The Legal Aid Agency wasted nearly £400,000 processing – and in most cases approving - immigration applications under the exceptional funding scheme as a direct result of reforms that were supposed to deliver taxpayers better value for money, according to a new report.

The Legal Aid, Sentencing and Punishment of Offenders Act significantly narrowed the scope of public funding for immigration. Applications for cases that fell out of scope have to be made through the exceptional funding scheme, which has been criticised for being complex and bureaucratic.

With the help of publicly available data, a briefing paper from the University of Exeter, Migrants Organise and Public Law Project suggests the cuts have cost the Ministry of Justice more money than they saved.

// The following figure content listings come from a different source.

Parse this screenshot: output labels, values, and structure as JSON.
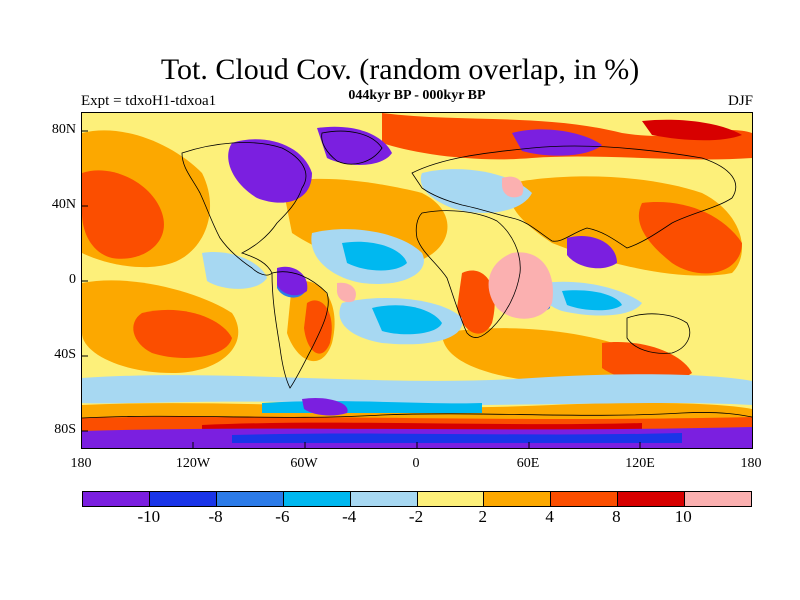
{
  "title": "Tot. Cloud Cov. (random overlap, in %)",
  "subtitle": "044kyr BP - 000kyr BP",
  "experiment": "Expt = tdxoH1-tdxoa1",
  "season": "DJF",
  "lat_labels": [
    "80N",
    "40N",
    "0",
    "40S",
    "80S"
  ],
  "lon_labels": [
    "180",
    "120W",
    "60W",
    "0",
    "60E",
    "120E",
    "180"
  ],
  "colorbar": {
    "colors": [
      "#7b1fe0",
      "#1a35e8",
      "#2c7be8",
      "#00b8f0",
      "#a7d8f2",
      "#fdf07a",
      "#fca800",
      "#fb4e00",
      "#d70000",
      "#fbb0b0"
    ],
    "labels": [
      "-10",
      "-8",
      "-6",
      "-4",
      "-2",
      "2",
      "4",
      "8",
      "10"
    ]
  }
}
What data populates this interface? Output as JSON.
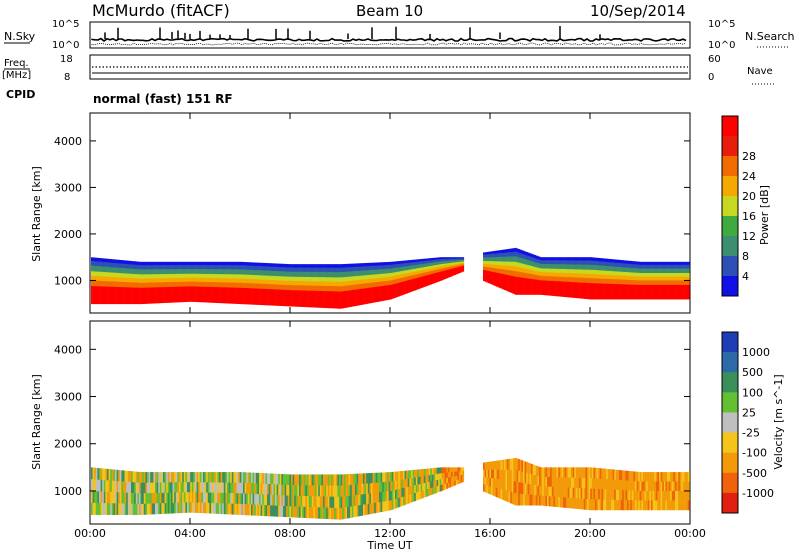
{
  "header": {
    "station": "McMurdo (fitACF)",
    "beam": "Beam 10",
    "date": "10/Sep/2014"
  },
  "top_panel": {
    "left_label": "N.Sky",
    "right_label": "N.Search",
    "left_ticks": [
      "10^5",
      "10^0"
    ],
    "right_ticks": [
      "10^5",
      "10^0"
    ]
  },
  "freq_panel": {
    "left_label": "Freq.",
    "left_unit": "[MHz]",
    "left_ticks": [
      "18",
      "8"
    ],
    "right_label": "Nave",
    "right_ticks": [
      "60",
      "0"
    ]
  },
  "cpid": {
    "label": "CPID",
    "value": "normal (fast) 151 RF"
  },
  "x_axis": {
    "label": "Time UT",
    "ticks": [
      "00:00",
      "04:00",
      "08:00",
      "12:00",
      "16:00",
      "20:00",
      "00:00"
    ]
  },
  "colors": {
    "power_scale": [
      "#1010e6",
      "#2e4fb4",
      "#3b8f6e",
      "#3faa3f",
      "#c8d820",
      "#f5a800",
      "#f26b00",
      "#e81e0c",
      "#ff0000"
    ],
    "velocity_scale": [
      "#1e3cb4",
      "#2c6aa8",
      "#3a8f5a",
      "#62c032",
      "#bfbfbf",
      "#f4c518",
      "#f29a0a",
      "#f0630a",
      "#e02010"
    ]
  },
  "chart_data": [
    {
      "type": "heatmap",
      "title": "",
      "xlabel": "Time UT",
      "ylabel": "Slant Range [km]",
      "xlim": [
        0,
        24
      ],
      "ylim": [
        300,
        4600
      ],
      "x_ticks": [
        "00:00",
        "04:00",
        "08:00",
        "12:00",
        "16:00",
        "20:00",
        "00:00"
      ],
      "y_ticks": [
        1000,
        2000,
        3000,
        4000
      ],
      "colorbar": {
        "label": "Power [dB]",
        "ticks": [
          4,
          8,
          12,
          16,
          20,
          24,
          28
        ]
      },
      "echo_region": {
        "time_h": [
          0,
          2,
          4,
          6,
          8,
          10,
          12,
          14,
          14.9,
          15.7,
          17,
          18,
          20,
          22,
          24
        ],
        "lower_km": [
          500,
          500,
          550,
          500,
          450,
          400,
          600,
          1000,
          1200,
          1000,
          700,
          700,
          600,
          600,
          600
        ],
        "upper_km": [
          1500,
          1400,
          1400,
          1400,
          1350,
          1350,
          1400,
          1500,
          1500,
          1600,
          1700,
          1500,
          1500,
          1400,
          1400
        ]
      }
    },
    {
      "type": "heatmap",
      "title": "",
      "xlabel": "Time UT",
      "ylabel": "Slant Range [km]",
      "xlim": [
        0,
        24
      ],
      "ylim": [
        300,
        4600
      ],
      "x_ticks": [
        "00:00",
        "04:00",
        "08:00",
        "12:00",
        "16:00",
        "20:00",
        "00:00"
      ],
      "y_ticks": [
        1000,
        2000,
        3000,
        4000
      ],
      "colorbar": {
        "label": "Velocity [m s^-1]",
        "ticks": [
          1000,
          500,
          100,
          25,
          -25,
          -100,
          -500,
          -1000
        ]
      },
      "echo_region": {
        "time_h": [
          0,
          2,
          4,
          6,
          8,
          10,
          12,
          14,
          14.9,
          15.7,
          17,
          18,
          20,
          22,
          24
        ],
        "lower_km": [
          500,
          500,
          550,
          500,
          450,
          400,
          600,
          1000,
          1200,
          1000,
          700,
          700,
          600,
          600,
          600
        ],
        "upper_km": [
          1500,
          1400,
          1400,
          1400,
          1350,
          1350,
          1400,
          1500,
          1500,
          1600,
          1700,
          1500,
          1500,
          1400,
          1400
        ]
      }
    }
  ]
}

The Legal Aid Agency told the public accounts committee that the cost of processing each ECF application was £203 – six times higher than a standard application (£34).

The overall cost, therefore, of processing the 2,265 immigration ECF applications in 2022/2023 was £459,795. Had the scope of immigration legal aid not been narrowed, the LAA would have spent £77,010 instead.

The report lists several pieces of missing data needed to understand the full cost of legal aid cuts. For instance, data is not collected on how much local authorities must spend on financial support and temporary accommodation for people with no recourse to public funds. Data is not collected on the number of hospital discharges delayed due to immigration status.

PLP senior researcher Dr Jo Hynes said: ‘Are cuts costing more money than they saved, and could we in fact have a fairer and more efficient system by spending money in different ways? This report clearly spells out which data the incoming government needs to keep track of in order to find that out… By collecting the data points we identify, the government will be able to start building immigration legal aid policy on a sound evidence base.’